Search code examples
tensorflowneural-networkpytorchstatic-analysis

Is it possible to get the architecture of neural network built with Tensorflow and Pytorch using static analysis?


I'm currently analyzing hundreds of code repositories to identify parameter settings of ML algorithms. In this regard, I was wondering if it is possible to extract the architecture of neural networks that are built with Tensorflow and Pytorch using static analysis?

To clarify my problem, consider the development of a neural network with TF and Pytorch. Usually, a model is created by implementing a class that inherits from TF or Pytorch. Within the class, the architecture (e.g., layers) is specified. For example, see the code snipped below:

import torch
import torch.nn as nn

class Net(nn.Module):
    def __init__(self):
    super(Net, self).__init__()
        self.conv1 = nn.Conv2d(1, 6, 5)
        self.conv2 = nn.Conv2d(6, 16, 5)
        self.fc1 = nn.Linear(16 * 5 * 5, 120)
        self.fc2 = nn.Linear(120, 84)
        self.fc3 = nn.Linear(84, 10)

I was wondering if I can extract the architecture using static analysis. TF provides a function called summary() that prints a summary of a network, including its layers, output shape, and number of parameters. That is exactly what I want to extract with static analysis. The rationale using static analysis is that I analyze hundreds of code repositories and therefore it is not feasible to run the code for each repository.


Solution

  • You have to compute the Abstract Syntax Tree (AST) of the code that contains the model. For that, you can use an open-source parser.

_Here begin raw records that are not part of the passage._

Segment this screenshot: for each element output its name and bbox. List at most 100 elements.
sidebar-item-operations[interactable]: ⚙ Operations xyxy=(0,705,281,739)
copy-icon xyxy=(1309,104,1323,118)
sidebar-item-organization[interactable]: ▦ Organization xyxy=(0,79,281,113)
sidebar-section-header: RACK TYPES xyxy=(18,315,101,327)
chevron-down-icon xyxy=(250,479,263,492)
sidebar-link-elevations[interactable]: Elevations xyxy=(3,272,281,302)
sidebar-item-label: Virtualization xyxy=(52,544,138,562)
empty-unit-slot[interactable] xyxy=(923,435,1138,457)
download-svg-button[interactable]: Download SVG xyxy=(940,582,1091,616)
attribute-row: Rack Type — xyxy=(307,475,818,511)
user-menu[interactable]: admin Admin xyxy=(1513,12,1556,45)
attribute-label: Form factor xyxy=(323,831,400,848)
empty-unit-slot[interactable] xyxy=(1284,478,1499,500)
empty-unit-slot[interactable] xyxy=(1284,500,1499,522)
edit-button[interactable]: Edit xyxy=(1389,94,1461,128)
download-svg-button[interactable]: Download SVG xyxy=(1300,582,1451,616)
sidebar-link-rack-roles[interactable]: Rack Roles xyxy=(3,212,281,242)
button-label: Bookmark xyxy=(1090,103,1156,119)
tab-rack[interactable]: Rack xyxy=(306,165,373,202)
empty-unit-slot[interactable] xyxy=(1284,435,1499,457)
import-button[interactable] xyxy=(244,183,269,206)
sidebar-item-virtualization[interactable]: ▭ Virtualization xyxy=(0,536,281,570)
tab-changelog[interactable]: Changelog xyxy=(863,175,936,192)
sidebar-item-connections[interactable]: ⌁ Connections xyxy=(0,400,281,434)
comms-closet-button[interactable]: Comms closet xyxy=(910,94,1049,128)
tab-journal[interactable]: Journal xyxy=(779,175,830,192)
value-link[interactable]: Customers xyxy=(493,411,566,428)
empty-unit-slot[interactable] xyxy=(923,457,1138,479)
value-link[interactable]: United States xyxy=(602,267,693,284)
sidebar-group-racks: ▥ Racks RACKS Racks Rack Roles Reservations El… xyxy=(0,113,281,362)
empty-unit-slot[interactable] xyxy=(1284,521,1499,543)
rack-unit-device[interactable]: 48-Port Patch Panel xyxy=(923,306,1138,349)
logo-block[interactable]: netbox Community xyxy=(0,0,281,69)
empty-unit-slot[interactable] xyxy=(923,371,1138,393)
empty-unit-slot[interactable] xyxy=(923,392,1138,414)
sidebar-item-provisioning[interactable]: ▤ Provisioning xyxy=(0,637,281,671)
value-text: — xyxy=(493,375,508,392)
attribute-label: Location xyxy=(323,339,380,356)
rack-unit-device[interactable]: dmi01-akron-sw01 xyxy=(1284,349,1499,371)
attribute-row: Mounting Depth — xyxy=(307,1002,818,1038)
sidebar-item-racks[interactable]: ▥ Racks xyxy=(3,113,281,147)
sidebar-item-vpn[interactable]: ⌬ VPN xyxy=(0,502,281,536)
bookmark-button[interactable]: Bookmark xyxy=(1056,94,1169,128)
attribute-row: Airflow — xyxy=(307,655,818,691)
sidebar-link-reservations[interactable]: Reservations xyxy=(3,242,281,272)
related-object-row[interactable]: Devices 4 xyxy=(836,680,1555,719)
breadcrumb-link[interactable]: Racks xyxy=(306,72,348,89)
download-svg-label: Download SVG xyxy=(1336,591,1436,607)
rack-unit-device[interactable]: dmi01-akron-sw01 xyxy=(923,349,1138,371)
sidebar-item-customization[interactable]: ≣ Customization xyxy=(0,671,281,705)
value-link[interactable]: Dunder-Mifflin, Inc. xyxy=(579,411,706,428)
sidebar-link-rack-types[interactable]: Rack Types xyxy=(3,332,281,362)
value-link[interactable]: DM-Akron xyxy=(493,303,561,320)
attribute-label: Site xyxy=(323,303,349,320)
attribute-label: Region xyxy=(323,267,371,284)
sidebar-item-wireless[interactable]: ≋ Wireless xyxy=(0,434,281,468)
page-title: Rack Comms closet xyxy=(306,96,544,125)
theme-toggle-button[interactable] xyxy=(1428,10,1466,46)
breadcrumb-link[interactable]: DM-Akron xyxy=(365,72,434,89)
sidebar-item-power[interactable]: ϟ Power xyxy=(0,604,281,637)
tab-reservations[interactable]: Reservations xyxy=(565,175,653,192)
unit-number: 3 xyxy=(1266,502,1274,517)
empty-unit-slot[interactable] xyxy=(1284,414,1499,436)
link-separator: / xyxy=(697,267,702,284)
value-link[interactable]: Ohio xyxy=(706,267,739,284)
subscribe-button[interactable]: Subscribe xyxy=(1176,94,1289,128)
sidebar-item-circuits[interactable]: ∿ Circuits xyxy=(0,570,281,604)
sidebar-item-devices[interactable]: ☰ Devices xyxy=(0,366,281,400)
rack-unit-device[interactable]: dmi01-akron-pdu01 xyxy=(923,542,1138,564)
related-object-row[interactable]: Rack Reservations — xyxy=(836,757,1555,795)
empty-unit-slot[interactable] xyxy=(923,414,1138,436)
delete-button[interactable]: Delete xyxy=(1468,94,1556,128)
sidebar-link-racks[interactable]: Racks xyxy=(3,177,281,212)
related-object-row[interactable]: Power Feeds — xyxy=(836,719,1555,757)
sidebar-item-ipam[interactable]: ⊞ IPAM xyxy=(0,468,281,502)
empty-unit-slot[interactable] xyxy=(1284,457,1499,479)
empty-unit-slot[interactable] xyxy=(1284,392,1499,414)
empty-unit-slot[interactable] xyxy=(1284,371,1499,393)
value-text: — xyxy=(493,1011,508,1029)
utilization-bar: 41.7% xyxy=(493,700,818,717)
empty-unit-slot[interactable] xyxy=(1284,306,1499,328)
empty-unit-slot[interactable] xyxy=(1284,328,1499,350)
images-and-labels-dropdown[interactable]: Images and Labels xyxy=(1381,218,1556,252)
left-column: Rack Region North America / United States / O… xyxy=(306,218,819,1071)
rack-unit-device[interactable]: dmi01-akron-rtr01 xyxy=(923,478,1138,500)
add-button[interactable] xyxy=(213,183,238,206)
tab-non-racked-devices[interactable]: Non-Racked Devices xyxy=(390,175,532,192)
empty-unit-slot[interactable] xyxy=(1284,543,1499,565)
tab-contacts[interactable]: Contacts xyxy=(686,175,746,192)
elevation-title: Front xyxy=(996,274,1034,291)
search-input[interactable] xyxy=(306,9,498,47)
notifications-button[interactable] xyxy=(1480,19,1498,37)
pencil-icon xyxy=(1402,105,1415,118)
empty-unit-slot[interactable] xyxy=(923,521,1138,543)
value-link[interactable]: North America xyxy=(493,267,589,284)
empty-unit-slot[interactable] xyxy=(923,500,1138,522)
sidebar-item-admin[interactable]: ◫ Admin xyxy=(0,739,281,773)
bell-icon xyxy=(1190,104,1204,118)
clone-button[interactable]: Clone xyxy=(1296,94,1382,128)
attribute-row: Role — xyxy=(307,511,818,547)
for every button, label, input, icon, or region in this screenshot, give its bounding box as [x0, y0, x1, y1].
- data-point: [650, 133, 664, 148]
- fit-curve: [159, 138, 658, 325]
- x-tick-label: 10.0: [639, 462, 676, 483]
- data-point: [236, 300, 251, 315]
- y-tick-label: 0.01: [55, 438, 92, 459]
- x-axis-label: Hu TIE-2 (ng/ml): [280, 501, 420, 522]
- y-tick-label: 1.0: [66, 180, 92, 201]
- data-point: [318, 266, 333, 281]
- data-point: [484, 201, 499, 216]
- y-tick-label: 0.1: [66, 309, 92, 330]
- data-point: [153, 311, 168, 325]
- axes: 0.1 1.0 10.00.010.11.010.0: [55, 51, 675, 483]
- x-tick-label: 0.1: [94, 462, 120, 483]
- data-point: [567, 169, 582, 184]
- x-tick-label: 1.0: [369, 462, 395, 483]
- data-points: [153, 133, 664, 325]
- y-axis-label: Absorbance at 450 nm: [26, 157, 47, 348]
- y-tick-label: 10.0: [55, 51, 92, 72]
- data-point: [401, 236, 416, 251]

    When you have to AST, you can traverse the graph and extract the model architecture by following tracking the data flow. That part is not straightforward, though. You probably need to look at a few examples and write good tests. But this will not work when you have certain parts of the model defined in other files. You need some way to of doing an interfile static analysis but it is hard.

    Hacky way to do it

    For each repo, you detect files that contain a class inheriting from nn.Module. You can do this by using the computing AST for each file or simply based on the file content. Now once you know the files containing a module, you create a python file. You import that file in this new file, define and instance of that class. Then you can use .summary function and write it to a file. Probably, there will be multiple nn.Module's per repo when the parts of models defined in several files. To find out the network, you can just take the longest summary.

    for repo in repositories:
      for file in repo.get_files():
        if containsNNModule(file):
          create_new_file_with_content(file)
          # The file content contains one line for importing file
          # One line for defining an instance of the module
          # One line to print the summary.
          # Create a python subprocess run the new file, capture its output and save it.